Genmutation führt zum Verlust zweier Sinne: Tastsinn und Hörsinn

Barbara Bachtler Pressestelle
Max-Delbrück-Centrum für Molekulare Medizin (MDC) Berlin-Buch

    Wer gut hört, kann auch gut tasten. Wer aber schlecht hört, hat auch einen schlechteren Tastsinn. Wie das zusammenhängt, haben jetzt Dr. Henning Frenzel und Prof. Gary R. Lewin vom Max-Delbrück-Centrum (MDC) Berlin-Buch entdeckt: Beide Sinne haben eine gemeinsame genetische Basis. In Patienten mit Usher-Syndrom, einer erblichen Form der Schwerhörigkeit mit Sehbehinderung, entdeckten sie eine Genmutation, die ursächlich auch für den schlechteren Tastsinn der Betroffenen ist. Der Untersuchung waren verschiedene Studien, unter anderem mit ein- und zweieiigen gesunden Zwillingen vorausgegangen (PloS Biology, doi:10.1371/journal.pbio.1001318). Insgesamt untersuchten die Forscher 518 Freiwillige.

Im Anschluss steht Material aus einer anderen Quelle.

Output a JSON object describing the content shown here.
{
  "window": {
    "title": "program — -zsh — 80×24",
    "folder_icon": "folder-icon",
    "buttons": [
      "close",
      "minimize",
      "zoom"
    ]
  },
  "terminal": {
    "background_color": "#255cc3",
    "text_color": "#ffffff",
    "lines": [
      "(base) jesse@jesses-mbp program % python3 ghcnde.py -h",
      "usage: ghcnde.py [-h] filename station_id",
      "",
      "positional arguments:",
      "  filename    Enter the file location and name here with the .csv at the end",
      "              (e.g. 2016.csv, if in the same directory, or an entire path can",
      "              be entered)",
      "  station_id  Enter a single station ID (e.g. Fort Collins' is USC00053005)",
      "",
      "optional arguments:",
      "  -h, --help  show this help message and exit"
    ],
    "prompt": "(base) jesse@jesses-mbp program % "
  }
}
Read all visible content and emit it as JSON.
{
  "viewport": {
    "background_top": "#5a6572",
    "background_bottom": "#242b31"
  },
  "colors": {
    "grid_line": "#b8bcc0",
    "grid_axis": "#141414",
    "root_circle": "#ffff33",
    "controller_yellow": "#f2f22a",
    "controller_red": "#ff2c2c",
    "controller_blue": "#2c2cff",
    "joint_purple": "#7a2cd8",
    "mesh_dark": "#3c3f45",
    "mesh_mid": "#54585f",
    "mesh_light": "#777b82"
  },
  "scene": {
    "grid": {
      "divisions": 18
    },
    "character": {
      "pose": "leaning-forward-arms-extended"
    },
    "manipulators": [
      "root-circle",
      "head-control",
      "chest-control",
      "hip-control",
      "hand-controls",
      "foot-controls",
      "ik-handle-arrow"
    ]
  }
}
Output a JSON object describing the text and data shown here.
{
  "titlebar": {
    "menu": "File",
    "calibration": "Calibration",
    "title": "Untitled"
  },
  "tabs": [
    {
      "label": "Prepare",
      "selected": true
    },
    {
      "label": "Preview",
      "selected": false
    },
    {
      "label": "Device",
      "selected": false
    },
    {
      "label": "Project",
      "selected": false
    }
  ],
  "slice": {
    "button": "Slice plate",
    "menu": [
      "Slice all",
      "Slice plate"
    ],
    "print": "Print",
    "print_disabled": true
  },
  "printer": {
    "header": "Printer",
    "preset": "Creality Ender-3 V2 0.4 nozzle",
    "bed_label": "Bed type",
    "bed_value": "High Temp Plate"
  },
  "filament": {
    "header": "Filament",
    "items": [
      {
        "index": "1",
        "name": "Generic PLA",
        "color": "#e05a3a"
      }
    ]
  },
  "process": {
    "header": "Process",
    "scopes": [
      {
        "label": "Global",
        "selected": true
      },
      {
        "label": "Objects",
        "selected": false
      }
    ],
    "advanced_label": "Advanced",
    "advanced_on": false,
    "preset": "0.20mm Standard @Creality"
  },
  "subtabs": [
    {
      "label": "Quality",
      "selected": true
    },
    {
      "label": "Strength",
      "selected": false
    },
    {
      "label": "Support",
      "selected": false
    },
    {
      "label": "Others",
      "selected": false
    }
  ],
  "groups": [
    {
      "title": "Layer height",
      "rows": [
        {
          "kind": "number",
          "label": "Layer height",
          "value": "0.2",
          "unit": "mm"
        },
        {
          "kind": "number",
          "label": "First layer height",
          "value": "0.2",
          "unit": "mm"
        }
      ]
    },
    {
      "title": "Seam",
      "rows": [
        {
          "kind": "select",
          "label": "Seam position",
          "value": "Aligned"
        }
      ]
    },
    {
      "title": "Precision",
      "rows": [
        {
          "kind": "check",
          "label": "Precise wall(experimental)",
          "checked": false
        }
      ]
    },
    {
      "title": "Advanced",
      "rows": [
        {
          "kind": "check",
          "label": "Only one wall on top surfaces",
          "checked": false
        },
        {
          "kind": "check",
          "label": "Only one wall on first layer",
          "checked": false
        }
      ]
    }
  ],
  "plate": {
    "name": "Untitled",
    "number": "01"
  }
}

    Wer gut hört, kann auch gut tasten. Wer aber schlecht hört, hat auch einen schlechteren Tastsinn. Wie das zusammenhängt, haben jetzt Dr. Henning Frenzel und Prof. Gary R. Lewin vom Max-Delbrück-Centrum für Molekulare Medizin (MDC) Berlin-Buch entdeckt. Sie konnten zeigen, dass beide Sinne eine gemeinsame genetische Basis haben. In Patienten mit Usher-Syndrom, einer erblichen Form der Schwerhörigkeit mit Sehbehinderung, entdeckten sie eine Genmutation, die ursächlich auch für den schlechteren Tastsinn der Betroffenen ist. Der Untersuchung waren verschiedene Studien, unter anderem mit ein- und zweieiigen gesunden Zwillingen vorausgegangen (PloS Biology, doi:10.1371/journal.pbio.1001318)*. Insgesamt hatten die Forscher 518 Freiwillige untersucht.

    Hören und Tasten sind bei allen Wirbeltieren und damit auch beim Menschen zwei unterschiedliche Sinnessysteme. Bei beiden werden aber mechanische Reize in elektrische Signale umgewandelt. Beim Hören lösen die Schallwellen Schwingungen aus, die im Innenohr die Haarzellen verbiegen, die den mechanischen Reiz in elektrische Signale umsetzen. Sie gelangen über den Hörnerv in das Gehirn. Beim Tasten geschieht Ähnliches: Der mechanische Reiz – das Gleiten mit den Fingern über eine raue oder glatte Oberfläche, das Wahrnehmen von Vibrationen – wird über Sensoren in der Haut aufgenommen und in einen elektrischen Reiz übertragen und an das Gehirn weitergeleitet.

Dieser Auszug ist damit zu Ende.